2 Bell then filed this appeal. She argues that Brown’s whereabouts are unknown,
so she properly filed her action against John Doe and she was not required to serve
process on the tortfeasor before proceeding against State Farm. We disagree.
“An action may be instituted against a ‘John Doe’ defendant only when the
owner or operator of the vehicle is unknown. OCGA § 33-7-11 (d). Where known,
he or she must be named as a defendant, although service by publication is authorized
if after due diligence such defendant cannot be found within the state. OCGA § 33-7-
11 (e); see Douglas v. Woon, 205 Ga. App. 355 (422 SE2d 61) (1992).” Kannady v.
State Farm Mut. Automobile Ins. Co., 214 Ga. App. 492, 494-95 (4) (448 SE2d 374)
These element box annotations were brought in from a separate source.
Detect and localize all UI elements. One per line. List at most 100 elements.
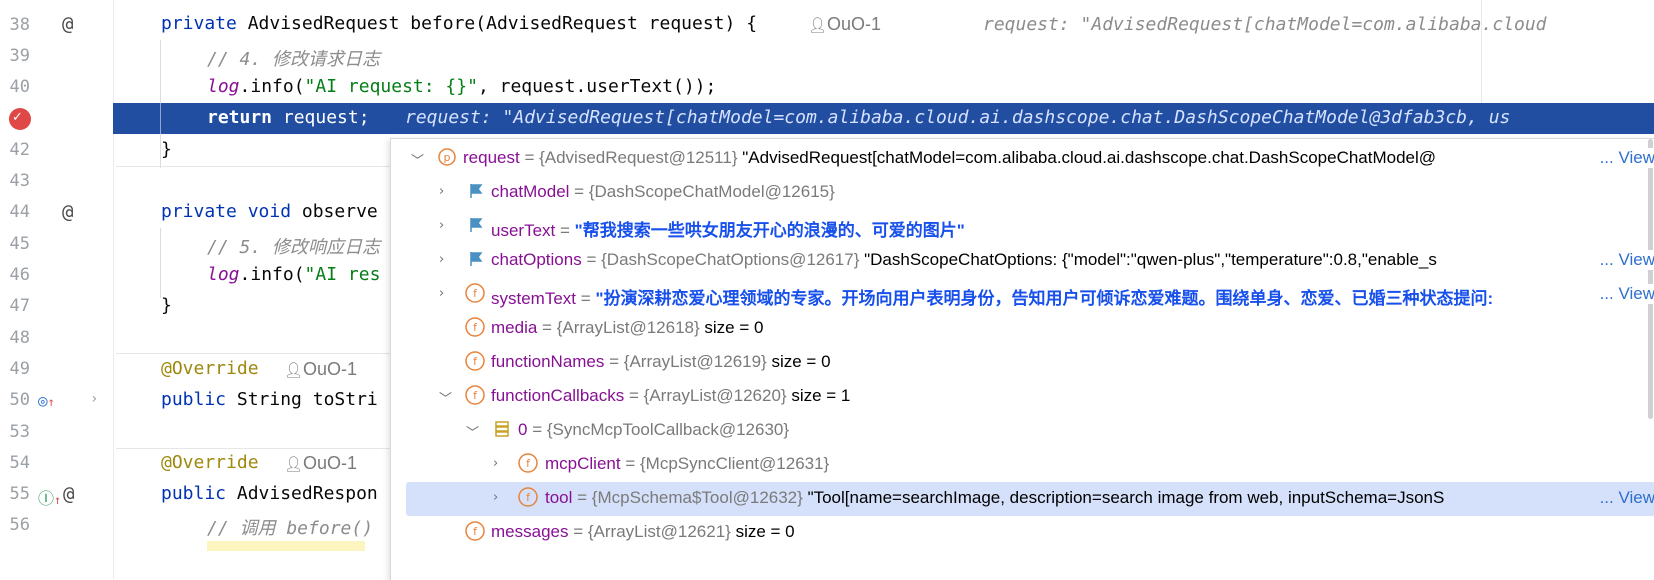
code-line-41[interactable]: return request;	[207, 107, 370, 128]
code-line-54[interactable]: @Override	[161, 452, 259, 473]
code-line-38[interactable]: private AdvisedRequest before(AdvisedReq…	[161, 13, 757, 34]
svg-text:f: f	[473, 321, 478, 334]
var-type: = {McpSyncClient@12631}	[625, 454, 830, 473]
line-number: 49	[9, 359, 30, 379]
code-text: AdvisedRespon	[226, 483, 378, 504]
keyword: private	[161, 13, 237, 34]
author-name: OuO-1	[303, 453, 358, 473]
code-line-50[interactable]: public String toStri	[161, 389, 378, 410]
line-number: 54	[9, 453, 30, 473]
tree-row-chatModel[interactable]: › chatModel = {DashScopeChatModel@12615}	[391, 176, 1654, 210]
annotation: @Override	[161, 452, 259, 473]
method-separator	[116, 448, 391, 449]
code-line-46[interactable]: log.info("AI res	[207, 264, 380, 285]
code-line-39[interactable]: // 4. 修改请求日志	[207, 45, 380, 71]
code-line-55[interactable]: public AdvisedRespon	[161, 483, 378, 504]
line-number: 39	[9, 46, 30, 66]
code-line-47[interactable]: }	[161, 295, 172, 316]
line-number: 44	[9, 202, 30, 222]
tree-row-media[interactable]: f media = {ArrayList@12618} size = 0	[391, 312, 1654, 346]
tree-row-systemText[interactable]: › f systemText = "扮演深耕恋爱心理领域的专家。开场向用户表明身…	[391, 278, 1654, 312]
author-hint[interactable]: 👤︎OuO-1	[284, 453, 357, 474]
svg-text:f: f	[473, 355, 478, 368]
view-link[interactable]: ... View	[1595, 284, 1654, 304]
chevron-right-icon[interactable]: ›	[493, 490, 498, 505]
overrides-method-icon[interactable]: ◎↑	[38, 391, 55, 410]
chevron-right-icon[interactable]: ›	[439, 184, 444, 199]
line-number: 45	[9, 234, 30, 254]
chevron-right-icon[interactable]: ›	[439, 252, 444, 267]
tree-row-request[interactable]: ﹀ p request = {AdvisedRequest@12511} "Ad…	[391, 142, 1654, 176]
indent-guide	[160, 228, 161, 298]
line-number: 55	[9, 484, 30, 504]
var-name: mcpClient	[545, 454, 621, 473]
var-type: = {SyncMcpToolCallback@12630}	[532, 420, 790, 439]
svg-text:f: f	[473, 525, 478, 538]
code-line-45[interactable]: // 5. 修改响应日志	[207, 233, 380, 259]
author-name: OuO-1	[827, 14, 882, 34]
author-hint[interactable]: 👤︎OuO-1	[284, 359, 357, 380]
var-type: = {ArrayList@12618}	[542, 318, 700, 337]
view-link[interactable]: ... View	[1595, 488, 1654, 508]
indent-guide	[160, 103, 161, 134]
log-field: log	[207, 264, 240, 285]
var-name: messages	[491, 522, 569, 541]
chevron-down-icon[interactable]: ﹀	[466, 422, 479, 441]
chevron-right-icon[interactable]: ›	[439, 218, 444, 233]
implementation-at-icon[interactable]: @	[63, 483, 74, 505]
svg-text:f: f	[473, 287, 478, 300]
view-link[interactable]: ... View	[1595, 250, 1654, 270]
keyword: public	[161, 389, 227, 410]
line-number: 42	[9, 140, 30, 160]
chevron-right-icon[interactable]: ›	[493, 456, 498, 471]
chevron-down-icon[interactable]: ﹀	[411, 150, 424, 169]
implementation-at-icon[interactable]: @	[62, 13, 73, 35]
code-line-56[interactable]: // 调用 before()	[207, 514, 373, 540]
person-icon: 👤︎	[808, 17, 828, 34]
flag-field-icon	[470, 252, 483, 266]
parameter-icon: p	[438, 148, 456, 166]
var-value: "帮我搜索一些哄女朋友开心的浪漫的、可爱的图片"	[574, 221, 965, 240]
implementation-at-icon[interactable]: @	[62, 201, 73, 223]
chevron-right-icon[interactable]: ›	[439, 286, 444, 301]
tree-row-mcpClient[interactable]: › f mcpClient = {McpSyncClient@12631}	[391, 448, 1654, 482]
code-text: String toStri	[226, 389, 378, 410]
chevron-down-icon[interactable]: ﹀	[439, 388, 452, 407]
tree-row-element-0[interactable]: ﹀ 0 = {SyncMcpToolCallback@12630}	[391, 414, 1654, 448]
svg-text:f: f	[473, 389, 478, 402]
code-line-49[interactable]: @Override	[161, 358, 259, 379]
var-value: size = 0	[704, 318, 764, 337]
code-text: , request.userText());	[477, 76, 717, 97]
code-line-40[interactable]: log.info("AI request: {}", request.userT…	[207, 76, 716, 97]
code-line-42[interactable]: }	[161, 139, 172, 160]
final-field-icon: f	[465, 283, 485, 303]
tree-row-functionCallbacks[interactable]: ﹀ f functionCallbacks = {ArrayList@12620…	[391, 380, 1654, 414]
tree-row-functionNames[interactable]: f functionNames = {ArrayList@12619} size…	[391, 346, 1654, 380]
svg-text:f: f	[526, 491, 531, 504]
view-link[interactable]: ... View	[1595, 148, 1654, 168]
var-type: = {AdvisedRequest@12511}	[524, 148, 738, 167]
breakpoint-check-icon: ✓	[12, 110, 23, 125]
var-name: userText	[491, 221, 556, 240]
code-text: AdvisedRequest before(AdvisedRequest req…	[236, 13, 758, 34]
var-value: size = 0	[735, 522, 795, 541]
string-literal: "AI res	[304, 264, 381, 285]
var-value: size = 0	[771, 352, 831, 371]
method-separator	[116, 353, 391, 354]
code-line-44[interactable]: private void observe	[161, 201, 378, 222]
tree-row-chatOptions[interactable]: › chatOptions = {DashScopeChatOptions@12…	[391, 244, 1654, 278]
chevron-right-icon[interactable]: ›	[90, 391, 98, 407]
keyword: private void	[161, 201, 292, 222]
var-name: tool	[545, 488, 573, 507]
tree-row-messages[interactable]: f messages = {ArrayList@12621} size = 0	[391, 516, 1654, 550]
comment: // 5. 修改响应日志	[207, 237, 381, 258]
tree-row-tool[interactable]: › f tool = {McpSchema$Tool@12632} "Tool[…	[406, 482, 1654, 516]
author-hint[interactable]: 👤︎OuO-1	[808, 14, 881, 35]
debug-variables-popup[interactable]: ﹀ p request = {AdvisedRequest@12511} "Ad…	[390, 138, 1654, 580]
tree-row-userText[interactable]: › userText = "帮我搜索一些哄女朋友开心的浪漫的、可爱的图片"	[391, 210, 1654, 244]
var-type: = {DashScopeChatModel@12615}	[574, 182, 835, 201]
var-type: = {DashScopeChatOptions@12617}	[586, 250, 860, 269]
var-type: =	[559, 221, 570, 240]
implements-method-icon[interactable]: Ⓘ↑	[38, 485, 61, 509]
flag-field-icon	[470, 184, 483, 198]
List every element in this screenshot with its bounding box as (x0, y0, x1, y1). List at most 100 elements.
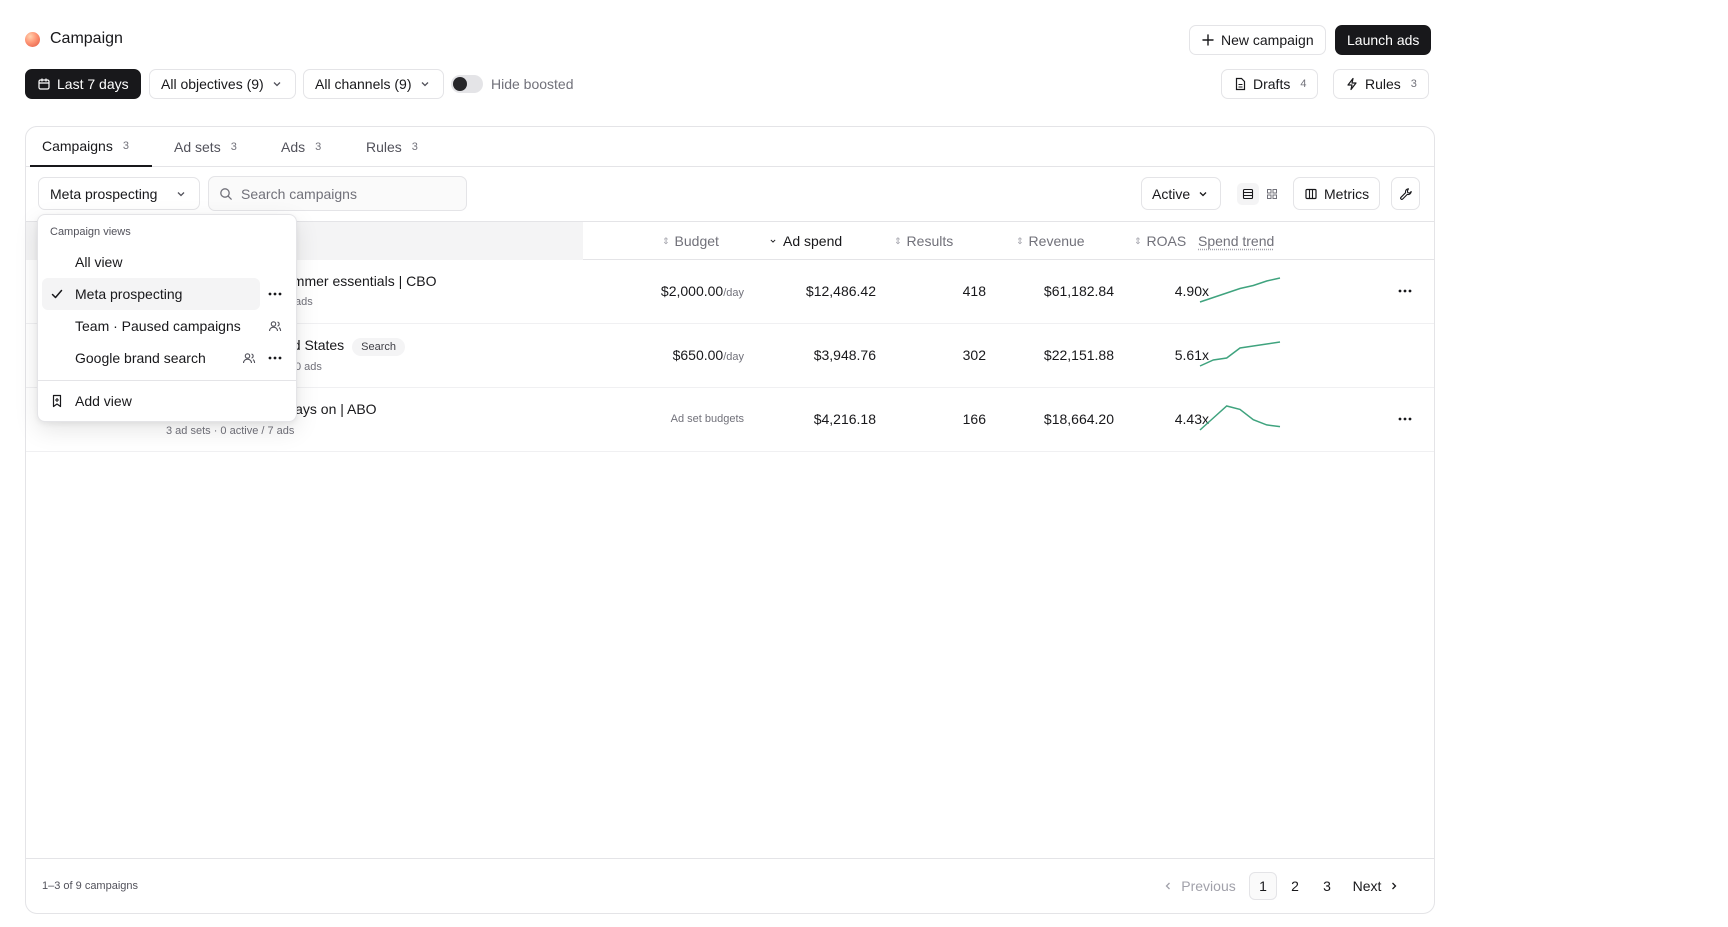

(1994). Such is the case here. It is undisputed that Bell knows the identity of the
person she alleges caused the collision, Brown, so she should have named him as a
defendant and attempted to serve him with process.
Bell cites Smith v. Phillips, 172 Ga. App. 459 (323 SE2d 669) (1984), for the
proposition that she was not required to name Brown as a defendant or serve him.
That case, however, did not concern whether a plaintiff is required to name and serve
the known tortfeasor, but instead concerned whether a judgment could be entered
against an uninsured motorist carrier that was not a party.
3 In Smith v. Phillips, 172 Ga. App. at 459, the plaintiff filed a complaint for
injuries arising from a motor vehicle collision, naming as the defendant the tortfeasor,
a nonresident motorist. Id. The plaintiff unsuccessfully attempted to serve the
tortfeasor under OCGA § 40-12-2, which provides the method for serving process on
nonresidents, and ultimately served the tortfeasor by publication. Id. at 459-460. The
plaintiff also served his uninsured motorist carrier, which chose to proceed indirectly
in the proceedings by filing pleadings in the name of the tortfeasor rather than in its
own name. Id. at 460. The jury returned a verdict in favor of the plaintiff and the court
entered judgment against his uninsured motorist carrier. Id.
We reversed because the plaintiff had not satisfied the condition precedent of
obtaining a judgment against the tortfeasor and because the uninsured motorist carrier
was not a named party and therefore judgment could not be entered against it. Id. at
460-463 (1). We observed that the trial court could not exercise personal jurisdiction
over the tortfeasor, who was a nonresident and only served by publication. Id. at 462.
Nonetheless, we held that the trial court should have allowed the action to proceed
against the tortfeasor so that the plaintiff could obtain at least a nominal judgment
against him, a condition precedent to the entry of judgment against the uninsured
motorist carrier. Id. at 463 (1).
4 We stated in this context the language upon which Bell relies: “under OCGA
§ 33-7-11 (e), a motorist or vehicle owner against whom a claim is pending, but who
cannot be located, is treated as an uninsured motorist, since ‘whereabouts unknown’
is now equal to ‘identity unknown’ and ‘identity unknown’ is equal to ‘uninsured
motorist’ under OCGA § 33-7-11 (d)[,]” the provision in the Uninsured Motorist Act,
OCGA § 33-7-11, that concerns proceeding against the uninsured motorist carrier. Id.
at 462-463 (1) (citation omitted).
Here, however, there was never “a claim pending” against Brown because Bell
did not name him as a defendant or attempt to serve him. And now the statute of
limitation has run, so Bell cannot obtain a judgment against him. So Bell cannot
satisfy the condition precedent to the entry of judgment against her uninsured
motorist carrier, and the trial court properly granted State Farm’s motion for summary
judgment.
Judgment affirmed. Doyle, P. J., and Hodges, J., concur.